6. Two-point Correlation Functions

The N-point correlation function is a common technique used in astronomy to extract useful information from multi-dimensional datasets. This is especially true for spatial distributions of galaxies, because the theoretical description of the process of galaxy formation directly predicts the two-point correlation function.

The computation of the two-point correlation is a generalized N-body problem similar to Nearest Neighbor searches and Kernel Density estimation (see Unsupervised Learning: Density Estimation)

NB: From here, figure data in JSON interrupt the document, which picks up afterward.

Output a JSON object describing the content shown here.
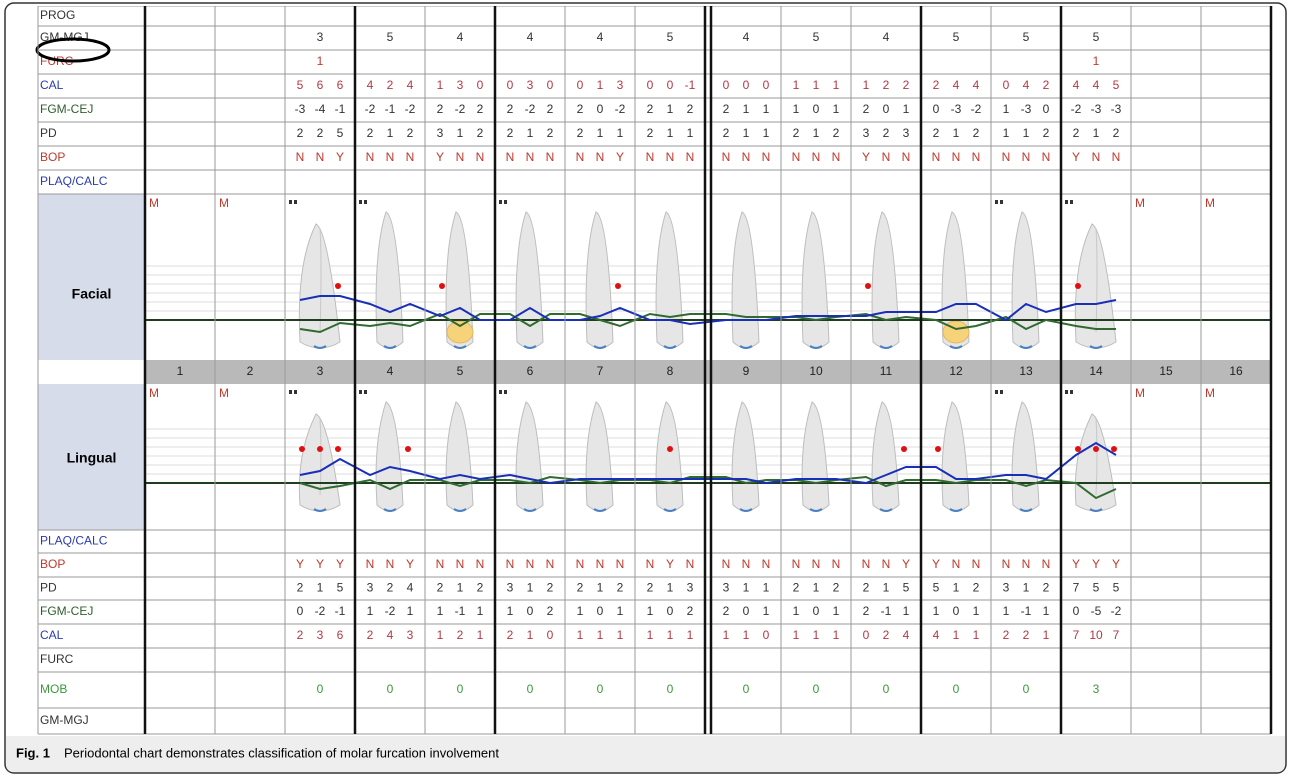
{
  "caption": {
    "label": "Fig. 1",
    "text": "Periodontal chart demonstrates classification of molar furcation involvement"
  },
  "tooth_numbers": [
    1,
    2,
    3,
    4,
    5,
    6,
    7,
    8,
    9,
    10,
    11,
    12,
    13,
    14,
    15,
    16
  ],
  "missing_marker": "M",
  "missing_teeth": [
    1,
    2,
    15,
    16
  ],
  "facial": {
    "label": "Facial"
  },
  "lingual": {
    "label": "Lingual"
  },
  "top_rows": [
    {
      "label": "PROG",
      "color": "#333333",
      "value_color": "#333333",
      "cells": [
        null,
        null,
        null,
        null,
        null,
        null,
        null,
        null,
        null,
        null,
        null,
        null,
        null,
        null,
        null,
        null
      ]
    },
    {
      "label": "GM-MGJ",
      "color": "#333333",
      "value_color": "#333333",
      "cells": [
        null,
        null,
        3,
        5,
        4,
        4,
        4,
        5,
        4,
        5,
        4,
        5,
        5,
        5,
        null,
        null
      ]
    },
    {
      "label": "FURC",
      "color": "#c0392b",
      "value_color": "#c0392b",
      "cells": [
        null,
        null,
        1,
        null,
        null,
        null,
        null,
        null,
        null,
        null,
        null,
        null,
        null,
        1,
        null,
        null
      ]
    },
    {
      "label": "CAL",
      "color": "#2b3bb0",
      "value_color": "#b03a48",
      "cells": [
        null,
        null,
        [
          5,
          6,
          6
        ],
        [
          4,
          2,
          4
        ],
        [
          1,
          3,
          0
        ],
        [
          0,
          3,
          0
        ],
        [
          0,
          1,
          3
        ],
        [
          0,
          0,
          -1
        ],
        [
          0,
          0,
          0
        ],
        [
          1,
          1,
          1
        ],
        [
          1,
          2,
          2
        ],
        [
          2,
          4,
          4
        ],
        [
          0,
          4,
          2
        ],
        [
          4,
          4,
          5
        ],
        null,
        null
      ]
    },
    {
      "label": "FGM-CEJ",
      "color": "#2f5e2f",
      "value_color": "#333333",
      "cells": [
        null,
        null,
        [
          -3,
          -4,
          -1
        ],
        [
          -2,
          -1,
          -2
        ],
        [
          2,
          -2,
          2
        ],
        [
          2,
          -2,
          2
        ],
        [
          2,
          0,
          -2
        ],
        [
          2,
          1,
          2
        ],
        [
          2,
          1,
          1
        ],
        [
          1,
          0,
          1
        ],
        [
          2,
          0,
          1
        ],
        [
          0,
          -3,
          -2
        ],
        [
          1,
          -3,
          0
        ],
        [
          -2,
          -3,
          -3
        ],
        null,
        null
      ]
    },
    {
      "label": "PD",
      "color": "#333333",
      "value_color": "#333333",
      "cells": [
        null,
        null,
        [
          2,
          2,
          5
        ],
        [
          2,
          1,
          2
        ],
        [
          3,
          1,
          2
        ],
        [
          2,
          1,
          2
        ],
        [
          2,
          1,
          1
        ],
        [
          2,
          1,
          1
        ],
        [
          2,
          1,
          1
        ],
        [
          2,
          1,
          2
        ],
        [
          3,
          2,
          3
        ],
        [
          2,
          1,
          2
        ],
        [
          1,
          1,
          2
        ],
        [
          2,
          1,
          2
        ],
        null,
        null
      ]
    },
    {
      "label": "BOP",
      "color": "#c0392b",
      "value_color": "#c0392b",
      "cells": [
        null,
        null,
        [
          "N",
          "N",
          "Y"
        ],
        [
          "N",
          "N",
          "N"
        ],
        [
          "Y",
          "N",
          "N"
        ],
        [
          "N",
          "N",
          "N"
        ],
        [
          "N",
          "N",
          "Y"
        ],
        [
          "N",
          "N",
          "N"
        ],
        [
          "N",
          "N",
          "N"
        ],
        [
          "N",
          "N",
          "N"
        ],
        [
          "Y",
          "N",
          "N"
        ],
        [
          "N",
          "N",
          "N"
        ],
        [
          "N",
          "N",
          "N"
        ],
        [
          "Y",
          "N",
          "N"
        ],
        null,
        null
      ]
    },
    {
      "label": "PLAQ/CALC",
      "color": "#2b3bb0",
      "value_color": "#333333",
      "cells": [
        null,
        null,
        null,
        null,
        null,
        null,
        null,
        null,
        null,
        null,
        null,
        null,
        null,
        null,
        null,
        null
      ]
    }
  ],
  "bottom_rows": [
    {
      "label": "PLAQ/CALC",
      "color": "#2b3bb0",
      "value_color": "#333333",
      "cells": [
        null,
        null,
        null,
        null,
        null,
        null,
        null,
        null,
        null,
        null,
        null,
        null,
        null,
        null,
        null,
        null
      ]
    },
    {
      "label": "BOP",
      "color": "#c0392b",
      "value_color": "#c0392b",
      "cells": [
        null,
        null,
        [
          "Y",
          "Y",
          "Y"
        ],
        [
          "N",
          "N",
          "Y"
        ],
        [
          "N",
          "N",
          "N"
        ],
        [
          "N",
          "N",
          "N"
        ],
        [
          "N",
          "N",
          "N"
        ],
        [
          "N",
          "Y",
          "N"
        ],
        [
          "N",
          "N",
          "N"
        ],
        [
          "N",
          "N",
          "N"
        ],
        [
          "N",
          "N",
          "Y"
        ],
        [
          "Y",
          "N",
          "N"
        ],
        [
          "N",
          "N",
          "N"
        ],
        [
          "Y",
          "Y",
          "Y"
        ],
        null,
        null
      ]
    },
    {
      "label": "PD",
      "color": "#333333",
      "value_color": "#333333",
      "cells": [
        null,
        null,
        [
          2,
          1,
          5
        ],
        [
          3,
          2,
          4
        ],
        [
          2,
          1,
          2
        ],
        [
          3,
          1,
          2
        ],
        [
          2,
          1,
          2
        ],
        [
          2,
          1,
          3
        ],
        [
          3,
          1,
          1
        ],
        [
          2,
          1,
          2
        ],
        [
          2,
          1,
          5
        ],
        [
          5,
          1,
          2
        ],
        [
          3,
          1,
          2
        ],
        [
          7,
          5,
          5
        ],
        null,
        null
      ]
    },
    {
      "label": "FGM-CEJ",
      "color": "#2f5e2f",
      "value_color": "#333333",
      "cells": [
        null,
        null,
        [
          0,
          -2,
          -1
        ],
        [
          1,
          -2,
          1
        ],
        [
          1,
          -1,
          1
        ],
        [
          1,
          0,
          2
        ],
        [
          1,
          0,
          1
        ],
        [
          1,
          0,
          2
        ],
        [
          2,
          0,
          1
        ],
        [
          1,
          0,
          1
        ],
        [
          2,
          -1,
          1
        ],
        [
          1,
          0,
          1
        ],
        [
          1,
          -1,
          1
        ],
        [
          0,
          -5,
          -2
        ],
        null,
        null
      ]
    },
    {
      "label": "CAL",
      "color": "#2b3bb0",
      "value_color": "#b03a48",
      "cells": [
        null,
        null,
        [
          2,
          3,
          6
        ],
        [
          2,
          4,
          3
        ],
        [
          1,
          2,
          1
        ],
        [
          2,
          1,
          0
        ],
        [
          1,
          1,
          1
        ],
        [
          1,
          1,
          1
        ],
        [
          1,
          1,
          0
        ],
        [
          1,
          1,
          1
        ],
        [
          0,
          2,
          4
        ],
        [
          4,
          1,
          1
        ],
        [
          2,
          2,
          1
        ],
        [
          7,
          10,
          7
        ],
        null,
        null
      ]
    },
    {
      "label": "FURC",
      "color": "#333333",
      "value_color": "#333333",
      "cells": [
        null,
        null,
        null,
        null,
        null,
        null,
        null,
        null,
        null,
        null,
        null,
        null,
        null,
        null,
        null,
        null
      ]
    },
    {
      "label": "MOB",
      "color": "#3a9a3a",
      "value_color": "#3a9a3a",
      "cells": [
        null,
        null,
        0,
        0,
        0,
        0,
        0,
        0,
        0,
        0,
        0,
        0,
        0,
        3,
        null,
        null
      ]
    },
    {
      "label": "GM-MGJ",
      "color": "#333333",
      "value_color": "#333333",
      "cells": [
        null,
        null,
        null,
        null,
        null,
        null,
        null,
        null,
        null,
        null,
        null,
        null,
        null,
        null,
        null,
        null
      ]
    }
  ]
}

AstroML implements a fast correlation function estimator based on the scikit-learn BallTree and KDTree data structures. Here is an example of computing the correlation function (with bootstrap estimates) over the SDSS spectroscopic galaxies within the redshift range 0.08 < z < 0.12:

user_guide/../book_figures/images/chapter6/fig_correlation_function_1.png

The correlation function interface is very straightforward. We’ll construct some random data in two dimensions and compute the two-point correlation here:

>>> import numpy as np
>>> from astroML.correlation import two_point
>>> np.random.seed(0)
>>> X = np.random.random((5000, 2))
>>> bins = np.linspace(0, 1, 20)
>>> corr = two_point(X, bins)
>>> np.allclose(corr, 0, atol=0.02)
True

For uniformly-distributed data, the correlation function is zero (that is, there is no excess over a uniformly-distributed background). If we wish to find the error on the result, this can be done via a bootstrap approach:

>>> import numpy as np
>>> from astroML.correlation import bootstrap_two_point
>>> corr, dcorr = bootstrap_two_point(X, bins, Nbootstrap=5)
>>> np.allclose(corr, 0, atol=2 * dcorr)
True

These are contrived examples, but they show how easy the computation can be. For a more realistic example, see the source code associated with the above figure.